Secondo i dati dell’Istat, nel 2005 risultavano in condizione di povertà relativa 2.585.000 nuclei ovvero l’11,1% delle famiglie residenti in Italia per un totale di ben 7 milioni 577 mila individui (il 13,1% dell’intera popolazione). La stima dell’incidenza della povertà relativa (19) viene calcolata dall’Istat sulla base di una soglia convenzionale (linea di povertà) (20) che individua il valore di spesa per consumi al di sotto della quale una famiglia viene definita povera in termini relativi. La spesa media mensile per persona (21) rappresenta la soglia di povertà per una famiglia di due componenti e corrisponde, nel 2005, a 936,58 euro al mese (+ 1,8% rispetto alla linea del 2004). Le famiglie composte da due persone che hanno una spesa media mensile (22) pari o inferiore a tale valore vengono quindi classificate come povere. Per famiglie di ampiezza diversa il valore della linea si ottiene applicando una scala di equivalenza che tiene conto delle economie di scala realizzabili all’aumentare del numero di componenti (23).

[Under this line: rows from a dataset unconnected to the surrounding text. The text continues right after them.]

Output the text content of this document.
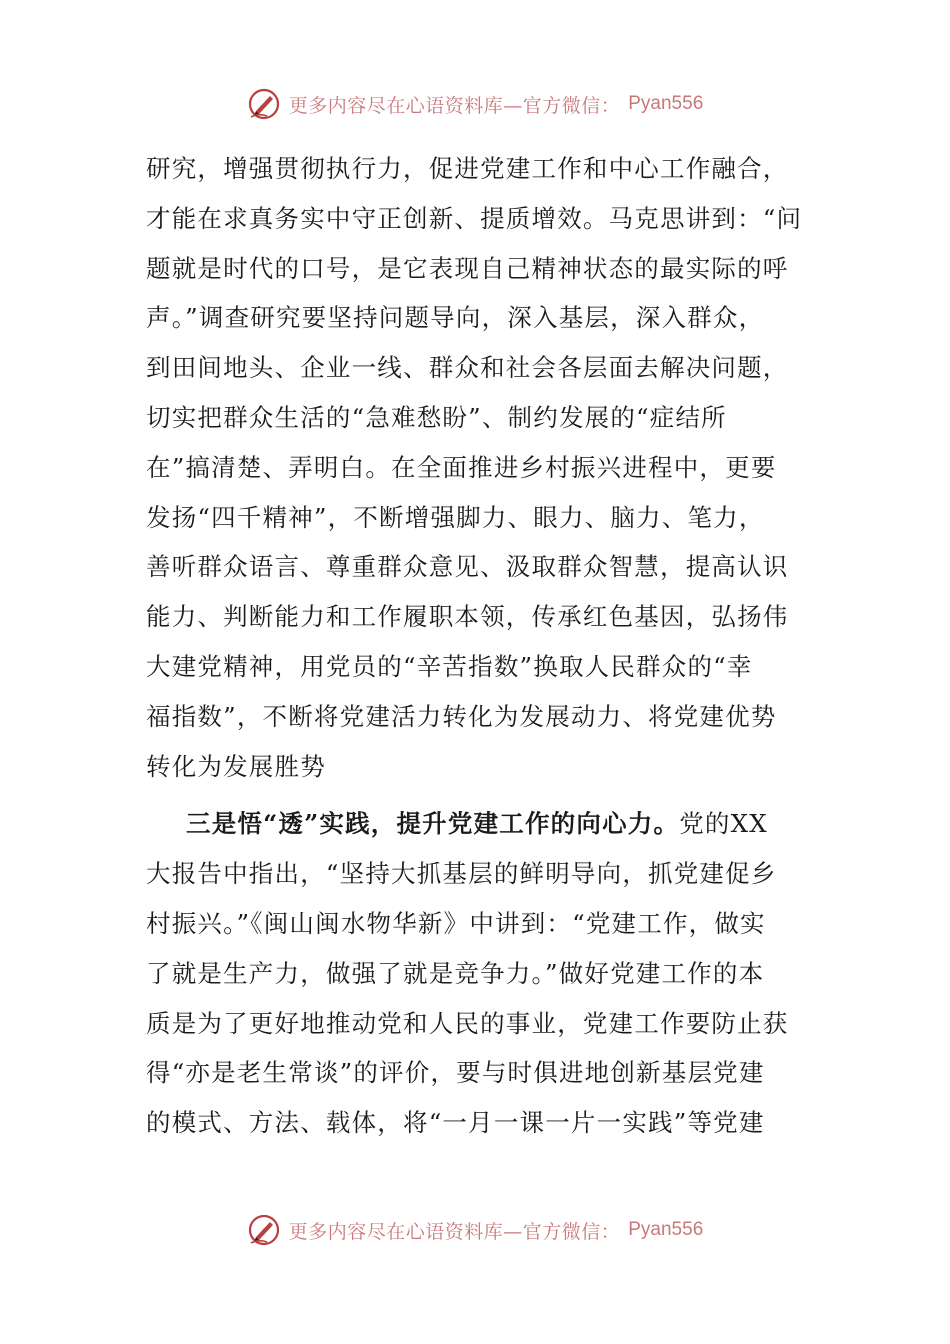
更多内容尽在心语资料库—官方微信： Pyan556
研究，增强贯彻执行力，促进党建工作和中心工作融合，
才能在求真务实中守正创新、提质增效。马克思讲到：“问
题就是时代的口号，是它表现自己精神状态的最实际的呼
声。”调查研究要坚持问题导向，深入基层，深入群众，
到田间地头、企业一线、群众和社会各层面去解决问题，
切实把群众生活的“急难愁盼”、制约发展的“症结所
在”搞清楚、弄明白。在全面推进乡村振兴进程中，更要
发扬“四千精神”，不断增强脚力、眼力、脑力、笔力，
善听群众语言、尊重群众意见、汲取群众智慧，提高认识
能力、判断能力和工作履职本领，传承红色基因，弘扬伟
大建党精神，用党员的“辛苦指数”换取人民群众的“幸
福指数”，不断将党建活力转化为发展动力、将党建优势
转化为发展胜势
三是悟“透”实践，提升党建工作的向心力。党的XX
大报告中指出，“坚持大抓基层的鲜明导向，抓党建促乡
村振兴。”《闽山闽水物华新》中讲到：“党建工作，做实
了就是生产力，做强了就是竞争力。”做好党建工作的本
质是为了更好地推动党和人民的事业，党建工作要防止获
得“亦是老生常谈”的评价，要与时俱进地创新基层党建
的模式、方法、载体，将“一月一课一片一实践”等党建
更多内容尽在心语资料库—官方微信： Pyan556
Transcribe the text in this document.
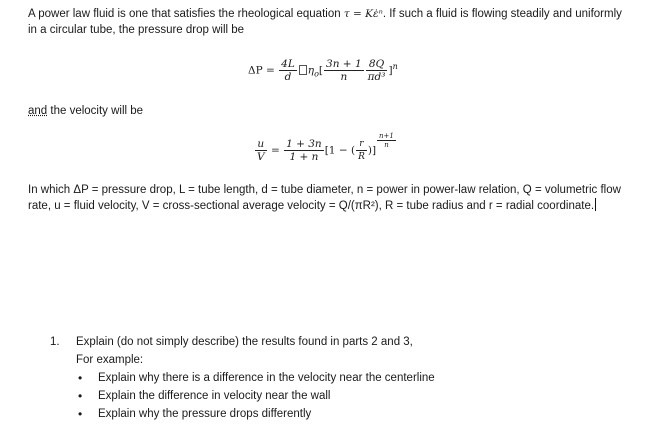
A power law fluid is one that satisfies the rheological equation τ = Kε̇ⁿ. If such a fluid is flowing steadily and uniformly in a circular tube, the pressure drop will be
$\Delta P = \frac{4L}{d} \eta_o[ \frac{3n + 1}{n} \frac{8Q}{\text{πd³}} ]^n$
and the velocity will be
$\frac{u}{V} = \frac{1 + 3n}{1 + n} [1$ − ( $\frac{r}{R}$ )]
$\frac{n+1}{n}$
In which ΔP = pressure drop, L = tube length, d = tube diameter, n = power in power-law relation, Q = volumetric flow rate, u = fluid velocity, V = cross-sectional average velocity = Q/(πR²), R = tube radius and r = radial coordinate.
1. Explain (do not simply describe) the results found in parts 2 and 3,
For example:
• Explain why there is a difference in the velocity near the centerline
• Explain the difference in velocity near the wall
• Explain why the pressure drops differently
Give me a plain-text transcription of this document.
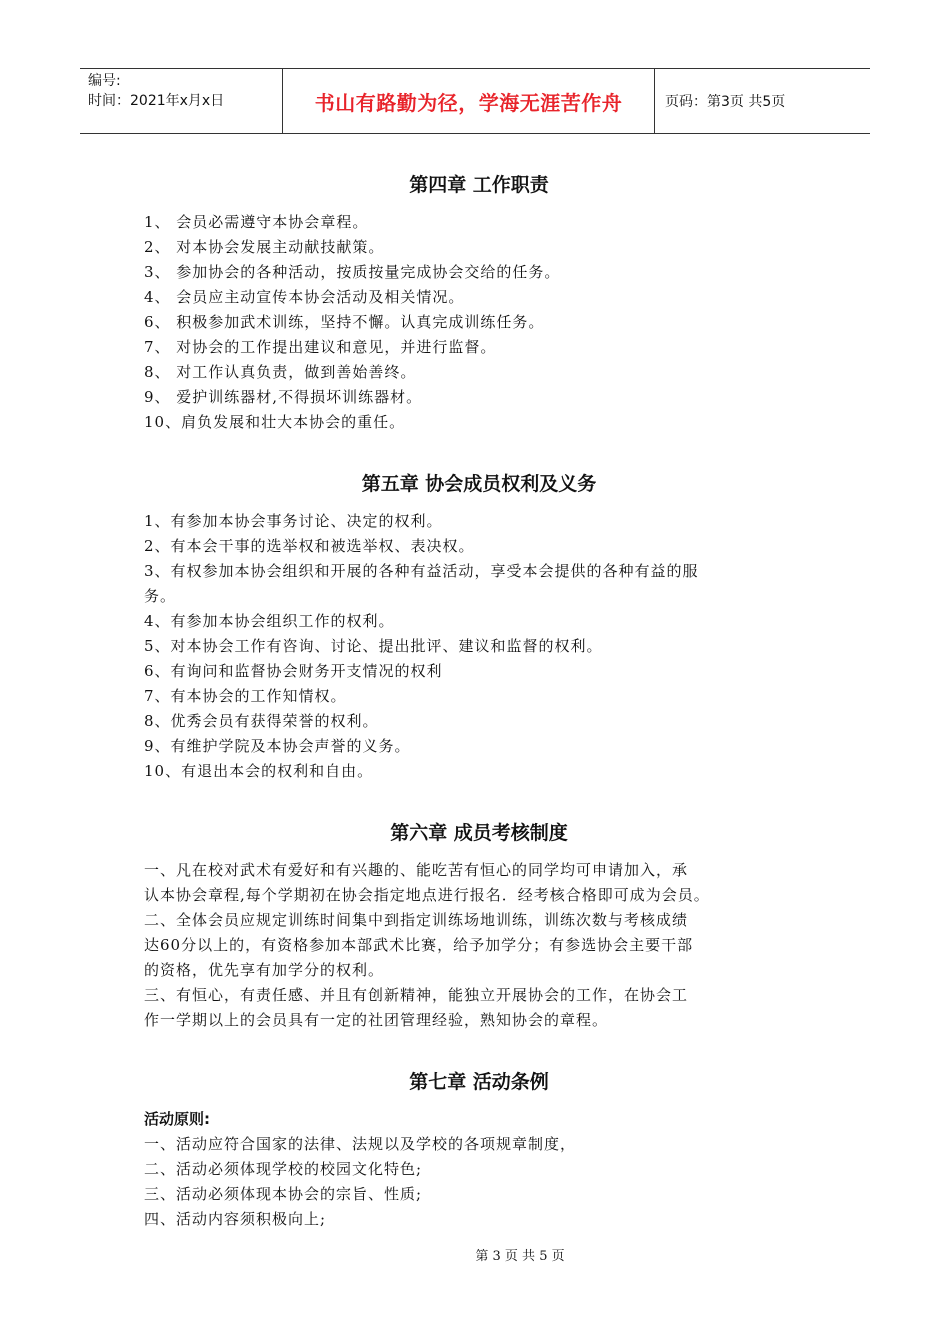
编号:
时间：2021年x月x日	书山有路勤为径，学海无涯苦作舟	页码：第3页 共5页
第四章 工作职责

1、 会员必需遵守本协会章程。

2、 对本协会发展主动献技献策。

3、 参加协会的各种活动，按质按量完成协会交给的任务。

4、 会员应主动宣传本协会活动及相关情况。

6、 积极参加武术训练，坚持不懈。认真完成训练任务。

7、 对协会的工作提出建议和意见，并进行监督。

8、 对工作认真负责，做到善始善终。

9、 爱护训练器材,不得损坏训练器材。

10、肩负发展和壮大本协会的重任。

第五章 协会成员权利及义务

1、有参加本协会事务讨论、决定的权利。

2、有本会干事的选举权和被选举权、表决权。

3、有权参加本协会组织和开展的各种有益活动，享受本会提供的各种有益的服

务。

4、有参加本协会组织工作的权利。

5、对本协会工作有咨询、讨论、提出批评、建议和监督的权利。

6、有询问和监督协会财务开支情况的权利

7、有本协会的工作知情权。

8、优秀会员有获得荣誉的权利。

9、有维护学院及本协会声誉的义务。

10、有退出本会的权利和自由。

第六章 成员考核制度

一、凡在校对武术有爱好和有兴趣的、能吃苦有恒心的同学均可申请加入，承

认本协会章程,每个学期初在协会指定地点进行报名．经考核合格即可成为会员。

二、全体会员应规定训练时间集中到指定训练场地训练，训练次数与考核成绩

达60分以上的，有资格参加本部武术比赛，给予加学分；有参选协会主要干部

的资格，优先享有加学分的权利。

三、有恒心，有责任感、并且有创新精神，能独立开展协会的工作，在协会工

作一学期以上的会员具有一定的社团管理经验，熟知协会的章程。

第七章 活动条例

活动原则:

一、活动应符合国家的法律、法规以及学校的各项规章制度，

二、活动必须体现学校的校园文化特色;

三、活动必须体现本协会的宗旨、性质;

四、活动内容须积极向上;

第 3 页 共 5 页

La soglia di povertà relativa è calcolata sulla base della spesa familiare rilevata dall’indagine sui consumi che l’Istat conduce annualmente su un campione di circa 28mila famiglie estratte casualmente in modo da rappresentare il totale delle famiglie residenti in Italia. Per la valutazione delle stime l’Istituto tiene conto dell’errore che si commette osservando solo una parte della popolazione (errore campionario) costruendo un intervallo di confidenza intorno alla stima puntuale ottenuta dal campione. Su tali basi l’Istat ha stimato che nel 2005 la percentuale di famiglie povere è risultata pari all’11,1% e che il valore che si otterrebbe osservando l’intera popolazione è compreso, con una probabilità del 95%, tra 10,6% e 11,6%.

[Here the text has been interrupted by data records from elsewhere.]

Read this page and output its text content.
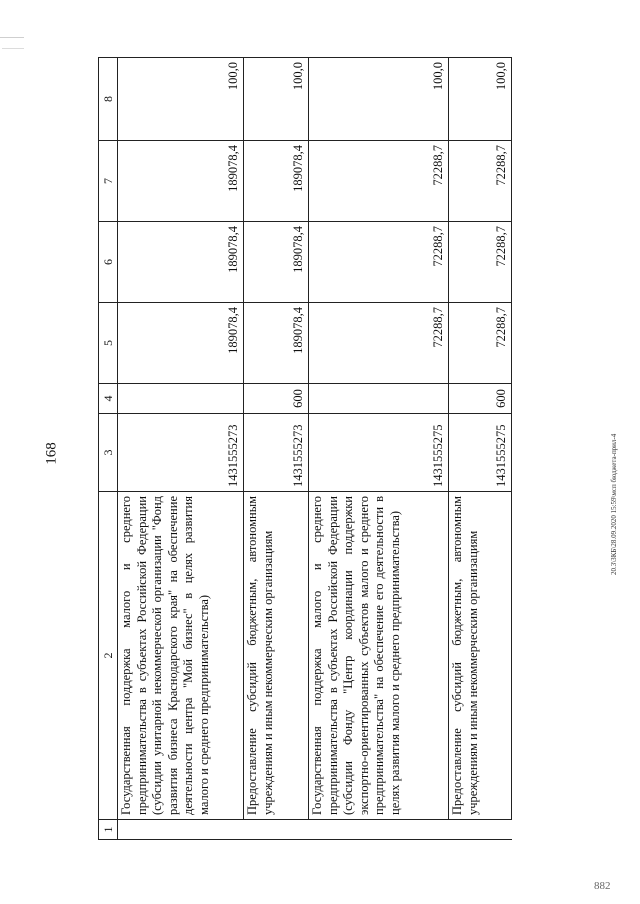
168
1	2	3	4	5	6	7	8
	Государственная поддержка малого и среднего предпринимательства в субъектах Российской Федерации (субсидии унитарной некоммерческой организации "Фонд развития бизнеса Краснодарского края" на обеспечение деятельности центра "Мой бизнес" в целях развития малого и среднего предпринимательства)	1431555273		189078,4	189078,4	189078,4	100,0
	Предоставление субсидий бюджетным, автономным учреждениям и иным некоммерческим организациям	1431555273	600	189078,4	189078,4	189078,4	100,0
	Государственная поддержка малого и среднего предпринимательства в субъектах Российской Федерации (субсидии Фонду "Центр координации поддержки экспортно-ориентированных субъектов малого и среднего предпринимательства" на обеспечение его деятельности в целях развития малого и среднего предпринимательства)	1431555275		72288,7	72288,7	72288,7	100,0
	Предоставление субсидий бюджетным, автономным учреждениям и иным некоммерческим организациям	1431555275	600	72288,7	72288,7	72288,7	100,0
20.3\ЗКБ\28.09.2020 15:59\мсп бюджета-прил-4
882
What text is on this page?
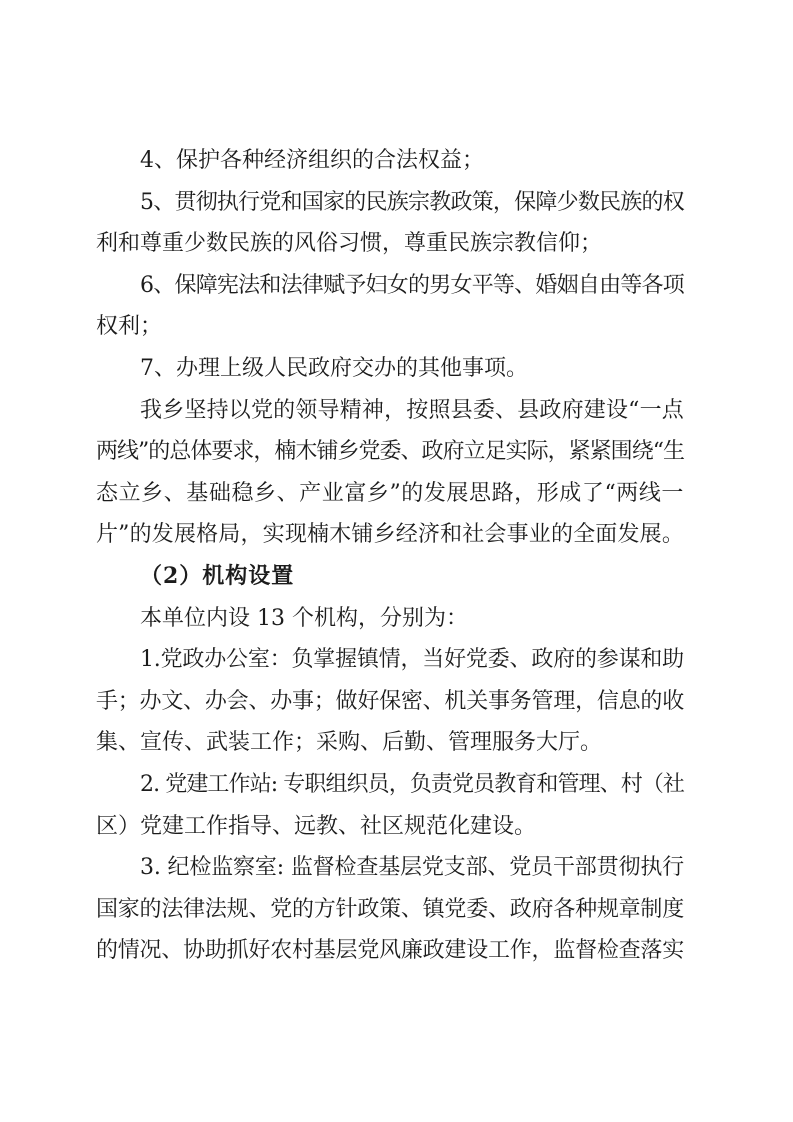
4、保护各种经济组织的合法权益；
5、贯彻执行党和国家的民族宗教政策，保障少数民族的权
利和尊重少数民族的风俗习惯，尊重民族宗教信仰；
6、保障宪法和法律赋予妇女的男女平等、婚姻自由等各项
权利；
7、办理上级人民政府交办的其他事项。
我乡坚持以党的领导精神，按照县委、县政府建设“一点
两线”的总体要求，楠木铺乡党委、政府立足实际，紧紧围绕“生
态立乡、基础稳乡、产业富乡”的发展思路，形成了“两线一
片”的发展格局，实现楠木铺乡经济和社会事业的全面发展。
（2）机构设置
本单位内设 13 个机构，分别为：
1.党政办公室：负掌握镇情，当好党委、政府的参谋和助
手；办文、办会、办事；做好保密、机关事务管理，信息的收
集、宣传、武装工作；采购、后勤、管理服务大厅。
2. 党建工作站: 专职组织员，负责党员教育和管理、村（社
区）党建工作指导、远教、社区规范化建设。
3. 纪检监察室: 监督检查基层党支部、党员干部贯彻执行
国家的法律法规、党的方针政策、镇党委、政府各种规章制度
的情况、协助抓好农村基层党风廉政建设工作，监督检查落实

La povertà appare stabile rispetto al 2004 e nel rapporto vengono confermati sia il divario tra Nord e Sud del Paese, sia le principali caratteristiche delle famiglie in condizioni di povertà: famiglie con cinque o più componenti, famiglie con figli minori, famiglie con componenti in cerca di occupazione o con bassi profili professionali, famiglie con anziani.

Anche a livello territoriale non si rilevano variazioni statisticamente significative fra il 2004 e il 2005, mentre la povertà si riduce fra le famiglie con anziani, in particolare quelli soli o in coppia, tra le famiglie con persona di riferimento ultrasessantacinquenne, tra quelle con a capo un ritirato dal lavoro o una persona con basso titolo di studio. Peggiora invece la condizione delle famiglie più ampie, in particolare quelle con membri aggregati residenti nel Mezzogiorno, delle famiglie numerose residenti nel Centro e – a conferma di quanto già osservato – di quelle settentrionali con persona di riferimento giovane o lavoratore dipendente. L’intensità della povertà (24), nell’anno esaminato, è pari al 21,3%: tale valore indica di quanto, in percentuale, la spesa media mensile equivalente delle famiglie povere, pari a circa 737 euro (719 nel 2004), è al di sotto della linea di povertà.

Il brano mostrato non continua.